A l'approche de cet ultime ravito, j'aperçois Stéph qui me dit de jeter mes bidons pour récupérer les nouveaux. Je lui dit de ne pas s'inquiéter, car mon classement, on n'est plus aux pièces ! Il reste 9,5km. Je repars en marchant. Stéphane et mon père m'accompagnent jusqu'au fameux pont sous lequel on passe avant d'attaquer l'ultime montée vers le Roc Nantais.

Je retrouve un peu de plaisir à trottiner et à marcher d'un pas un peu plus rapide. Ensuite, ça monte plus gentillement. Quelques coureurs me rattrapent, je n'arrive pas à les suivre. Jusqu'au moment où, sentant l'arrivée à moins de 5km, je parviens à prendre la foulée d'un gars qui va plutôt pas mal... Je m'étonne tout seul. J'ai l'impression de revivre. ça y est je cours !!! La dernière descente sera une vraie partie de plaisir. Plusieurs fois, il me demandera de passer devant mais je pouvais pas me résoudre à le doubler alors qu'il était presque mon sauveur. On longe enfin ce long muret à l'approche de Nant, le speaker accueille les différents concurrents. Encore deux petites buttes à surmonter pour rentrer dans l'aire d'arrivée et savourer enfin le bonheur d'être un finisher. Nous finissons main dans la main avec mon partenaire de fin de parcours. Nous sommes partis d'ici depuis 8h11 et 80 traileurs m'ont précédé.

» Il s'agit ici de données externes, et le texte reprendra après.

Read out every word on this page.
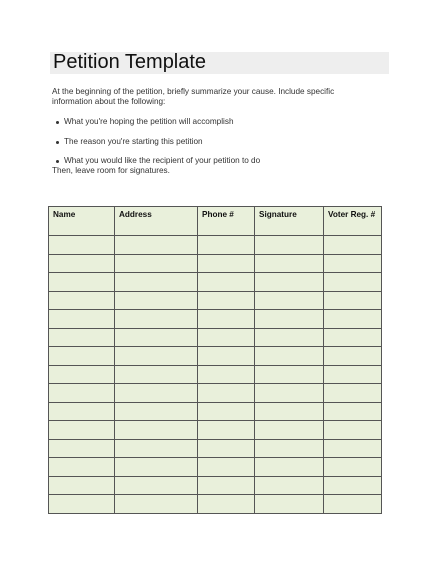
Petition Template
At the beginning of the petition, briefly summarize your cause. Include specific information about the following:
What you're hoping the petition will accomplish
The reason you're starting this petition
What you would like the recipient of your petition to do
Then, leave room for signatures.
Name	Address	Phone #	Signature	Voter Reg. #
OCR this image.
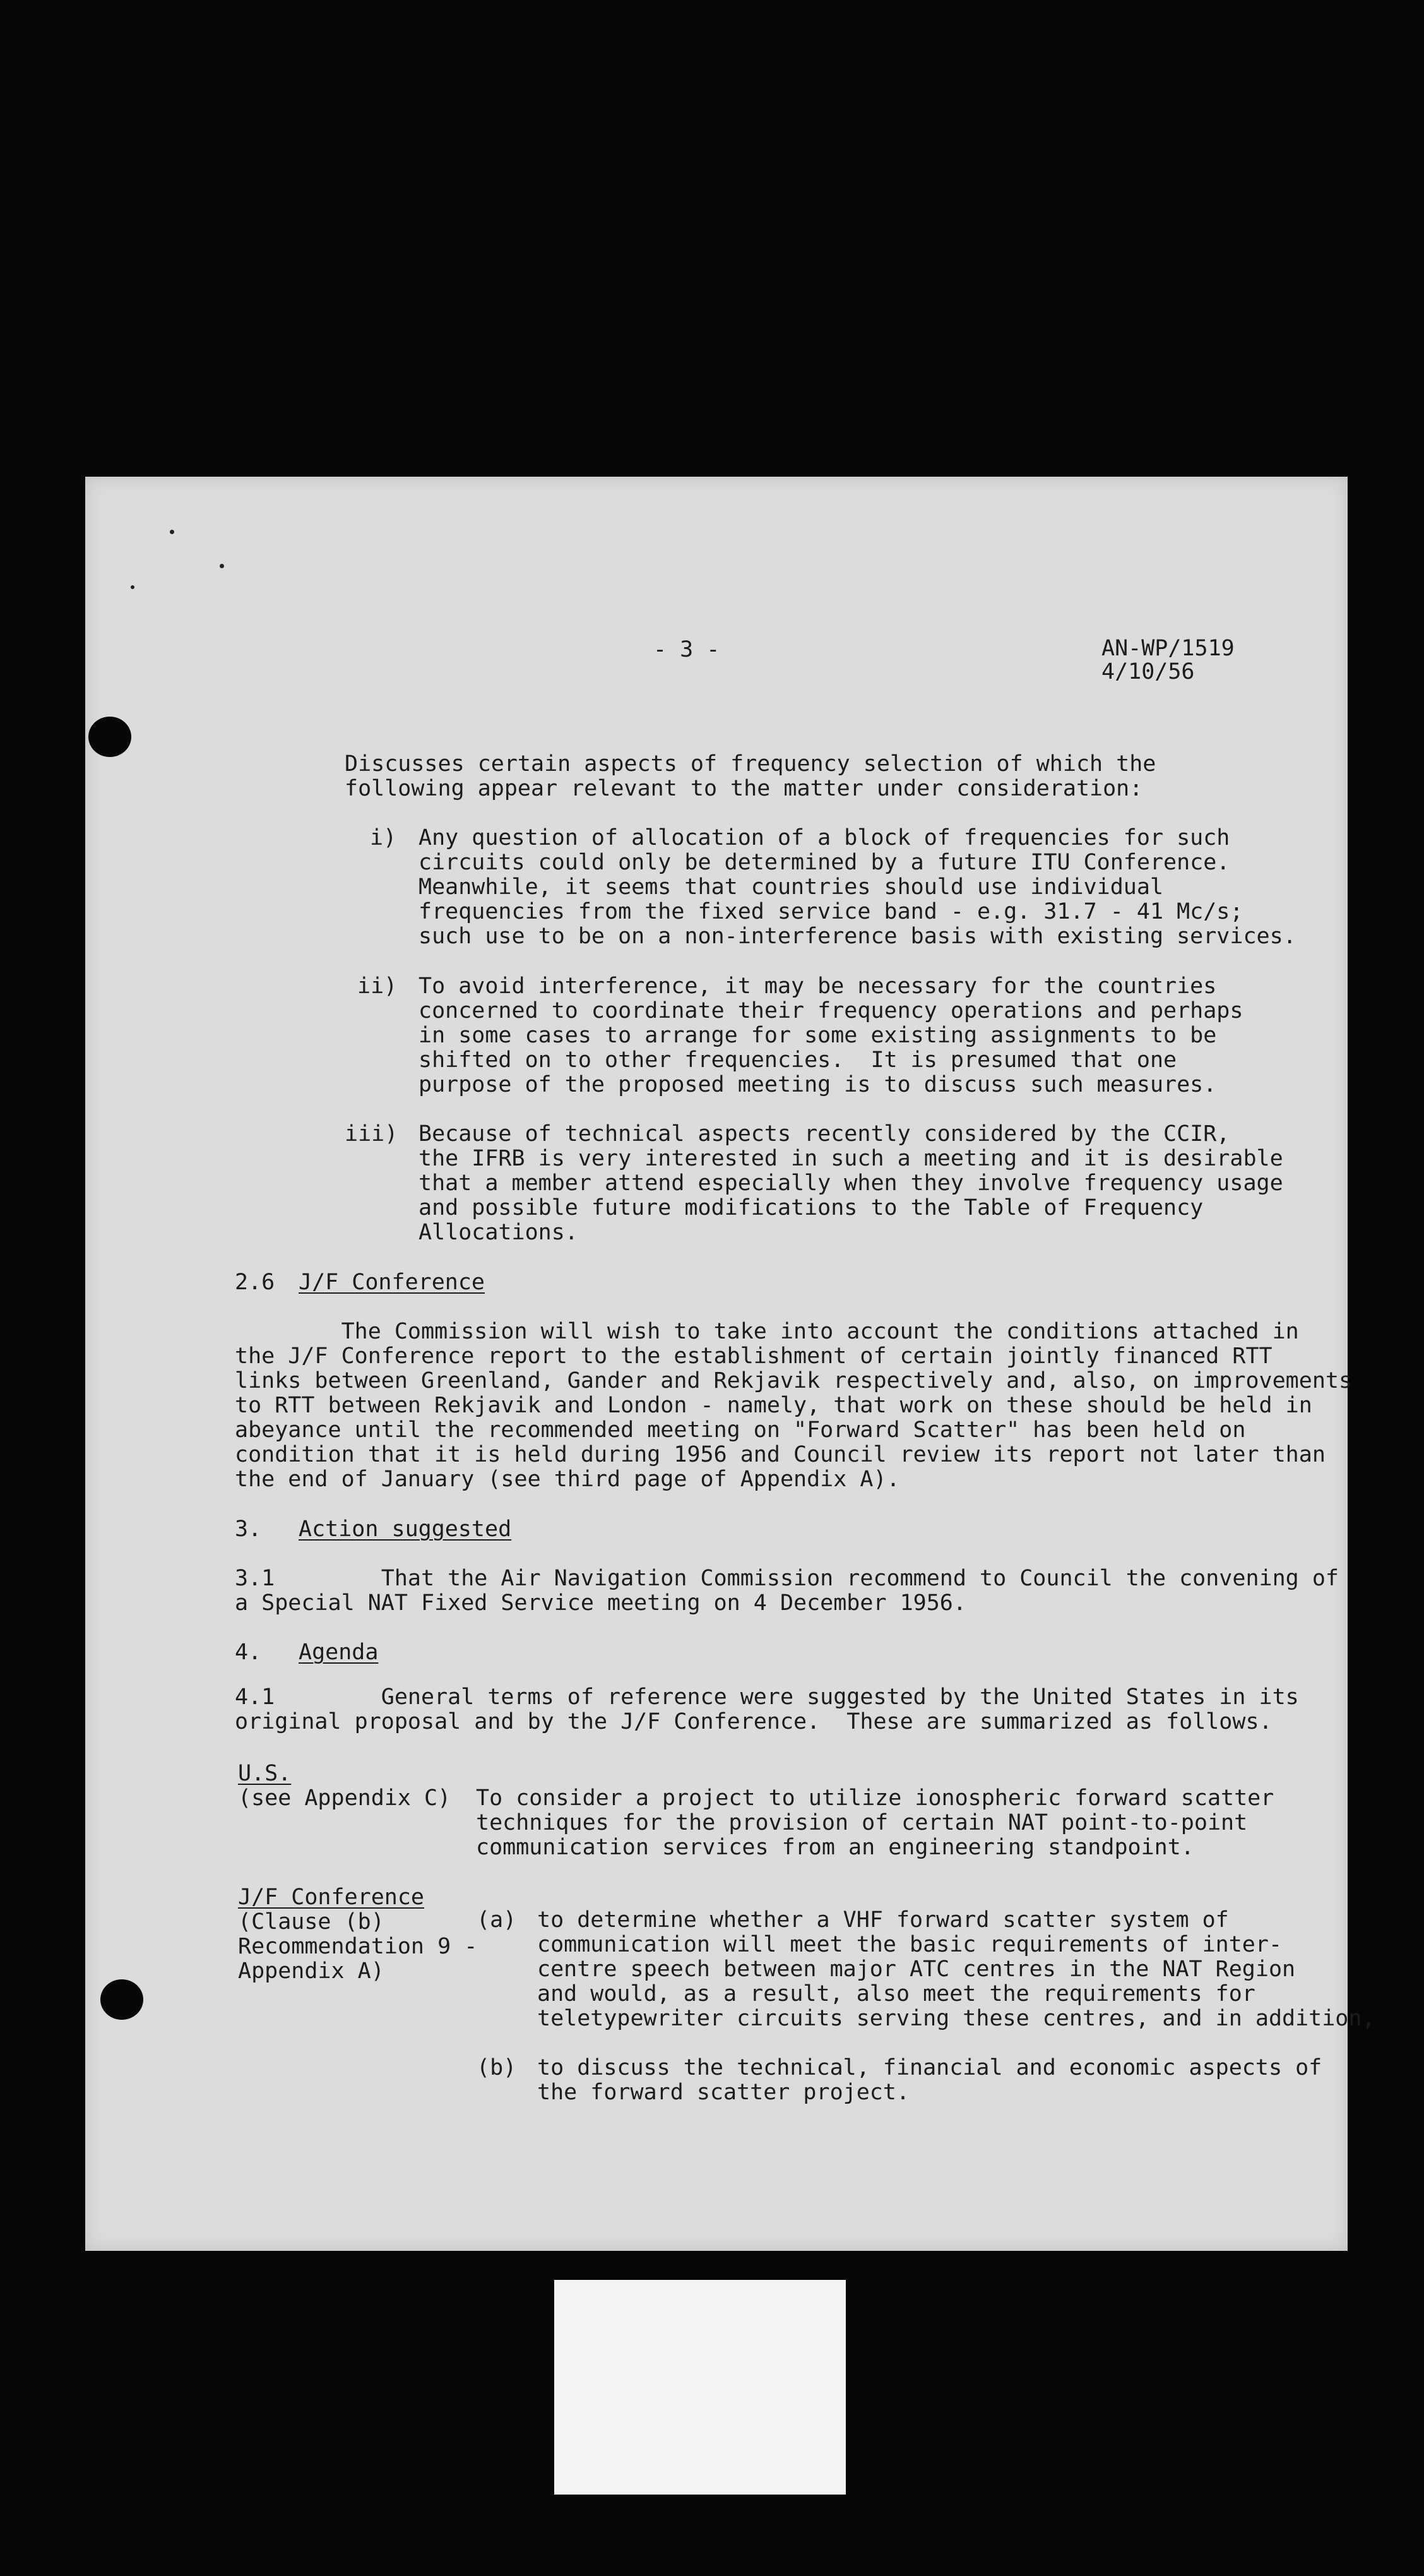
- 3 -	AN-WP/1519
4/10/56
Discusses certain aspects of frequency selection of which the
following appear relevant to the matter under consideration:
i) Any question of allocation of a block of frequencies for such
circuits could only be determined by a future ITU Conference.
Meanwhile, it seems that countries should use individual
frequencies from the fixed service band - e.g. 31.7 - 41 Mc/s;
such use to be on a non-interference basis with existing services.
ii) To avoid interference, it may be necessary for the countries
concerned to coordinate their frequency operations and perhaps
in some cases to arrange for some existing assignments to be
shifted on to other frequencies.  It is presumed that one
purpose of the proposed meeting is to discuss such measures.
iii) Because of technical aspects recently considered by the CCIR,
the IFRB is very interested in such a meeting and it is desirable
that a member attend especially when they involve frequency usage
and possible future modifications to the Table of Frequency
Allocations.
2.6 J/F Conference
The Commission will wish to take into account the conditions attached in
the J/F Conference report to the establishment of certain jointly financed RTT
links between Greenland, Gander and Rekjavik respectively and, also, on improvements
to RTT between Rekjavik and London - namely, that work on these should be held in
abeyance until the recommended meeting on "Forward Scatter" has been held on
condition that it is held during 1956 and Council review its report not later than
the end of January (see third page of Appendix A).
3. Action suggested
3.1        That the Air Navigation Commission recommend to Council the convening of
a Special NAT Fixed Service meeting on 4 December 1956.
4. Agenda
4.1        General terms of reference were suggested by the United States in its
original proposal and by the J/F Conference.  These are summarized as follows.
U.S.
(see Appendix C) To consider a project to utilize ionospheric forward scatter
techniques for the provision of certain NAT point-to-point
communication services from an engineering standpoint.
J/F Conference
(Clause (b)
Recommendation 9 -
Appendix A)
(a) to determine whether a VHF forward scatter system of
communication will meet the basic requirements of inter-
centre speech between major ATC centres in the NAT Region
and would, as a result, also meet the requirements for
teletypewriter circuits serving these centres, and in addition,
(b) to discuss the technical, financial and economic aspects of
the forward scatter project.
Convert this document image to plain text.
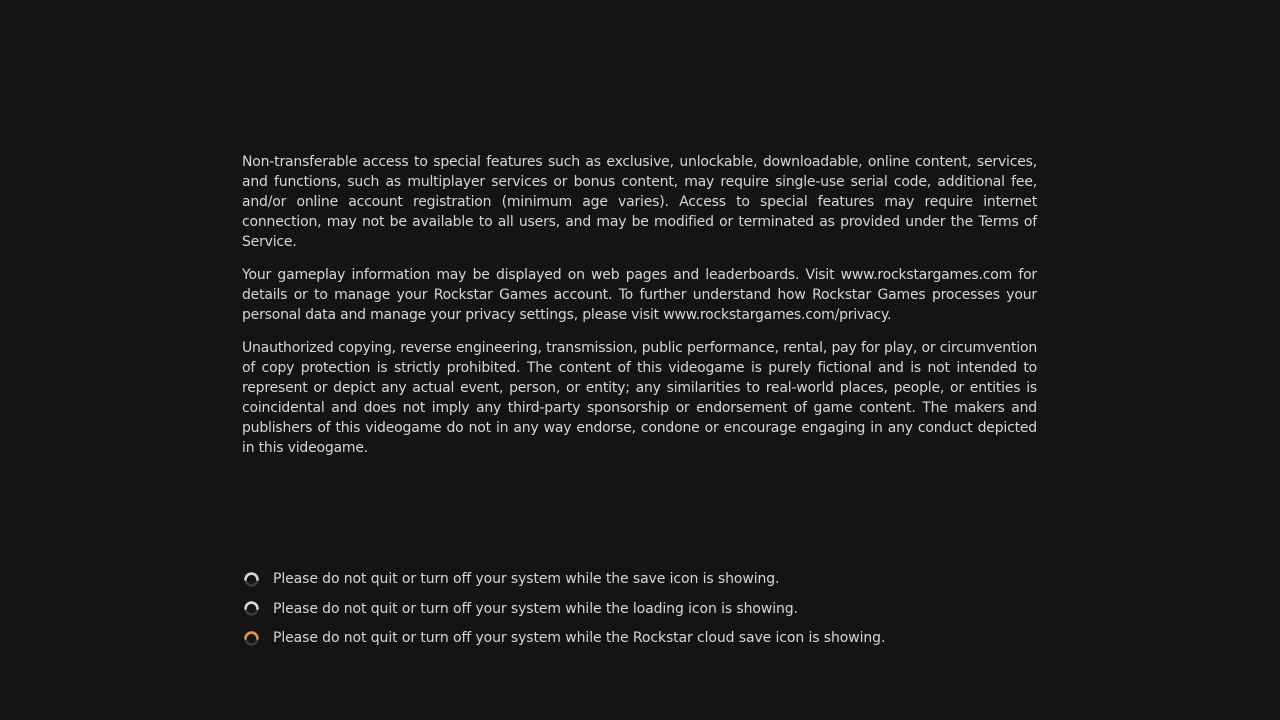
Non-transferable access to special features such as exclusive, unlockable, downloadable, online content, services, and functions, such as multiplayer services or bonus content, may require single-use serial code, additional fee, and/or online account registration (minimum age varies). Access to special features may require internet connection, may not be available to all users, and may be modified or terminated as provided under the Terms of Service.

Your gameplay information may be displayed on web pages and leaderboards. Visit www.rockstargames.com for details or to manage your Rockstar Games account. To further understand how Rockstar Games processes your personal data and manage your privacy settings, please visit www.rockstargames.com/privacy.

Unauthorized copying, reverse engineering, transmission, public performance, rental, pay for play, or circumvention of copy protection is strictly prohibited. The content of this videogame is purely fictional and is not intended to represent or depict any actual event, person, or entity; any similarities to real-world places, people, or entities is coincidental and does not imply any third-party sponsorship or endorsement of game content. The makers and publishers of this videogame do not in any way endorse, condone or encourage engaging in any conduct depicted in this videogame.

Please do not quit or turn off your system while the save icon is showing.
Please do not quit or turn off your system while the loading icon is showing.
Please do not quit or turn off your system while the Rockstar cloud save icon is showing.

Quel soulagement de pouvoir se dire "je l'ai fait"... Vous l'aurez compris, ce dernier trail de ma saison ne fut pas un long fleuve tranquille, ce fut une épreuve à la hauteur du nom que porte cette course : une quête de Templiers. Je suis venu, j'ai vu, j'ai subi, j'ai appris, j'ai compris. Promis, la prochaine fois, je ne viendrai pas en terrain conquis, je saurai à quoi m'attendre et me préparerai en conséquence. Le trail c'est une véritable école de la vie, on y apprend beaucoup sur soi. C'est pour cela que ce sport me plaît, il me permet d'explorer davantage mes limites.
Merci à mon père qui m'aide à aborder le sport d'une façon différente, merci à Stéph Brogniart pour les conseils qu'il m'a donné et toutes les choses auxquelles il m'a initié, merci aux lecteurs fidèles de ce blog qui m'incitent à me casser le c.. pour écrire de tels romans, et surtout merci à la vie de nous offrir une telle variété d'émotion et d'expériences à vivre.